Pope Francis said something the other day that didn't get a lot of attention, but I think it's worth unpacking a little.

Gossip"Gossiping," he said, is a "plague worse than COVID."

He departed from his prepared text to say that. The story to which I've linked you adds this: "Francis didn't give specifics during his weekly blessing, but went on at some length to say the devil is the 'biggest gossiper' who is seeking to divide the church with his lies."

So he's using some hyperbole here, for sure. But Francis certainly has his hands full with a Roman Curia that contains, by many accounts, backbiters and dissenters -- OK, gossipers -- who can make life pretty miserable for the pontiff.

But let's set that aside and see if there's something in his words that might accurately describe a despicable human behavior that we all would do well to curb.

We can, of course, turn to scripture to find admonitions against what's called gossiping today. For instance:

"Let no corrupting talk come out of your mouths, but only such as is good for building up, as fits the occasion, that it may give grace to those who hear." -- Ephesians 4:29

"There are six things that the Lord hates, seven that are an abomination to him: haughty eyes, a lying tongue and hands that shed innocent blood, a heart that devises wicked plans, feet that make haste to run to evil, a false witness who breathes out lies and one who sows discord among brothers." -- Proverbs 6:16-19

"A dishonest man spreads strife, and a whisperer separates close friends." -- Proverbs 16:28

Similarly, the Qur'an is quite explicit about the need to avoid gossip:

"Believers, avoid making too many assumptions -- some assumptions are sinful -- and do not spy on one another or speak ill of people behind their backs. . ." 49:12

"Believers, if a troublemaker brings you news, check it first, in case you wrong others unwittingly and later regret what you have done." 49:6

In this thoughtless time of social media flash responses, such scriptural advice is more necessary than ever.

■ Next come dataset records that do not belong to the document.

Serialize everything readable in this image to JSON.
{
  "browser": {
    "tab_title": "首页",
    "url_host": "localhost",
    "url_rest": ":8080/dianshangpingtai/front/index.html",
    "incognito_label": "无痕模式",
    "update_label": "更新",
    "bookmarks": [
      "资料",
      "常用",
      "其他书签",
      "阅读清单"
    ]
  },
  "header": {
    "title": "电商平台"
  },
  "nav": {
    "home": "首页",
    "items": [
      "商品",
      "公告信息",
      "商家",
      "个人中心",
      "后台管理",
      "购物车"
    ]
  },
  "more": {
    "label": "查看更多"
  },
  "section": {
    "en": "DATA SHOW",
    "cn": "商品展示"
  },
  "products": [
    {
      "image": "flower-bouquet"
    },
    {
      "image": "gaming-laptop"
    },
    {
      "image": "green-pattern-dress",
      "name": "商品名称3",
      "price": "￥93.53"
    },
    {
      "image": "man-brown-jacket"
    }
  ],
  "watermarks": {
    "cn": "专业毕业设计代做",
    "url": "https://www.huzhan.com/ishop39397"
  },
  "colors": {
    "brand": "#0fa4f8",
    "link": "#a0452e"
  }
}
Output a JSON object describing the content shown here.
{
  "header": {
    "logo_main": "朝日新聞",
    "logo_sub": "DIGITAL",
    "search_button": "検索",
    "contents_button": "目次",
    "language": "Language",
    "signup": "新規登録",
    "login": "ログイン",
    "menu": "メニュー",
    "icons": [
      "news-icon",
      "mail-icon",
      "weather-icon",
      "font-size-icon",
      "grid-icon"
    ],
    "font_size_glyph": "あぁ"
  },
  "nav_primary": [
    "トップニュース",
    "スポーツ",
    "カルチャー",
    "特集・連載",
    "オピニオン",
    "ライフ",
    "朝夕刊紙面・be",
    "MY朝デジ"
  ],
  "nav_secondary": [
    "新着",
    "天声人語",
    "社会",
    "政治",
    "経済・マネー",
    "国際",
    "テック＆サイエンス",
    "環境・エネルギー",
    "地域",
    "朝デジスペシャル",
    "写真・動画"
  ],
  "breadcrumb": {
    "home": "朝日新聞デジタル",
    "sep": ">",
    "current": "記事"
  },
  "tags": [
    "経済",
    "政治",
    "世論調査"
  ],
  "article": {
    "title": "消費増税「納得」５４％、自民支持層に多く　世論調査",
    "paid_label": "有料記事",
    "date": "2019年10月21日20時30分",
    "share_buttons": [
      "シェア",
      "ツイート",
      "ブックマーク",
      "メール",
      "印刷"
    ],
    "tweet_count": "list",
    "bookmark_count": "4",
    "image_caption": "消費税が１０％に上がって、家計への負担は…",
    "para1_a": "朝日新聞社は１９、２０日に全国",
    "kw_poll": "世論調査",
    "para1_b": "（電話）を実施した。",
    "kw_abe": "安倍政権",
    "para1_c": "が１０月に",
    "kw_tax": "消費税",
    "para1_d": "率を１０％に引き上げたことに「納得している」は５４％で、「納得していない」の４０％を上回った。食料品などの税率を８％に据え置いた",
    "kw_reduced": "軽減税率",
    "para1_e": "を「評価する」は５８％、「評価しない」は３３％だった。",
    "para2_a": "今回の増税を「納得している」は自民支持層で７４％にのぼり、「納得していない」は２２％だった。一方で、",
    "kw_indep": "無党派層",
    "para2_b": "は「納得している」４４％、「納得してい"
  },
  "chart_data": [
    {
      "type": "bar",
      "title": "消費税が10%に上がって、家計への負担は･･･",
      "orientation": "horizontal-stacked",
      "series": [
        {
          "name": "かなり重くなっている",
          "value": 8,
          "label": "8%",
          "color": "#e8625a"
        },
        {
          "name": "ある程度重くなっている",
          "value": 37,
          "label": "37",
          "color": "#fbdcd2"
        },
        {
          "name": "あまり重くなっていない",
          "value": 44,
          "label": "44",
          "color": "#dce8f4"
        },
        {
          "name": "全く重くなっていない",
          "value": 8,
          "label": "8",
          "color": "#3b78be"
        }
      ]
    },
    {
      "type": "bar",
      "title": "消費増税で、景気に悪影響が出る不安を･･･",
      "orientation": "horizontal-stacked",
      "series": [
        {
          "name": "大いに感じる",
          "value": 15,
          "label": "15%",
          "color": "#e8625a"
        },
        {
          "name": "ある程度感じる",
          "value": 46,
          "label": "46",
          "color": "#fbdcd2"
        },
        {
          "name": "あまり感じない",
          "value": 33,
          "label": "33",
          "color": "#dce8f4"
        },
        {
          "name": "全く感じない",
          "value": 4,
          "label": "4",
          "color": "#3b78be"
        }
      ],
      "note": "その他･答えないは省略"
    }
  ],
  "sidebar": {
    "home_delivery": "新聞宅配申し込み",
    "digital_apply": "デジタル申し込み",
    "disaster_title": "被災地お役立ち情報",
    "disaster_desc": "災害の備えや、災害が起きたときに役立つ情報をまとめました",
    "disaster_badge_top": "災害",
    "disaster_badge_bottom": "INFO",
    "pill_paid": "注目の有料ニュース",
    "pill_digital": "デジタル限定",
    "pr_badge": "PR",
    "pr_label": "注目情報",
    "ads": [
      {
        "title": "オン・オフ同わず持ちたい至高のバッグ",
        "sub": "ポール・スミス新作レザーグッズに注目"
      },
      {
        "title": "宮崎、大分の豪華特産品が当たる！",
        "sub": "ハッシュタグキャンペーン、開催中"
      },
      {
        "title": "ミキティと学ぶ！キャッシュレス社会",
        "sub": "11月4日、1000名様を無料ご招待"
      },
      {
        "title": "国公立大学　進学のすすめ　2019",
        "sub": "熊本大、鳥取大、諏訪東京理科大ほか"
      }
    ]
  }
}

The news media -- from irresponsible personal blogs to reputable outlets -- contain lots of gossip. There's even a category called "gossip columnists," who mostly trade in rumors about celebrities. They wouldn't do that if there were not a market out there for such trash.

And just the other day, while reading Isabel Wilkerson's terrific new book Caste: The Origins of Our Discontents, I ran across a way that gossip is used in any culture (ours, India's, Nazi Germany's) that has or has had a formal or informal caste system: "With few other outlets for control and power, people on the bottom rung may put down others of their own caste to lift themselves up in the eyes of the dominant (caste). . .The caste system thrives on dissension and inequality, envy and false rivalries, that build up in a world of perceived scarcity. As people elbow for position, the greatest tensions arise between those adjacent to one another, up and down the ladder."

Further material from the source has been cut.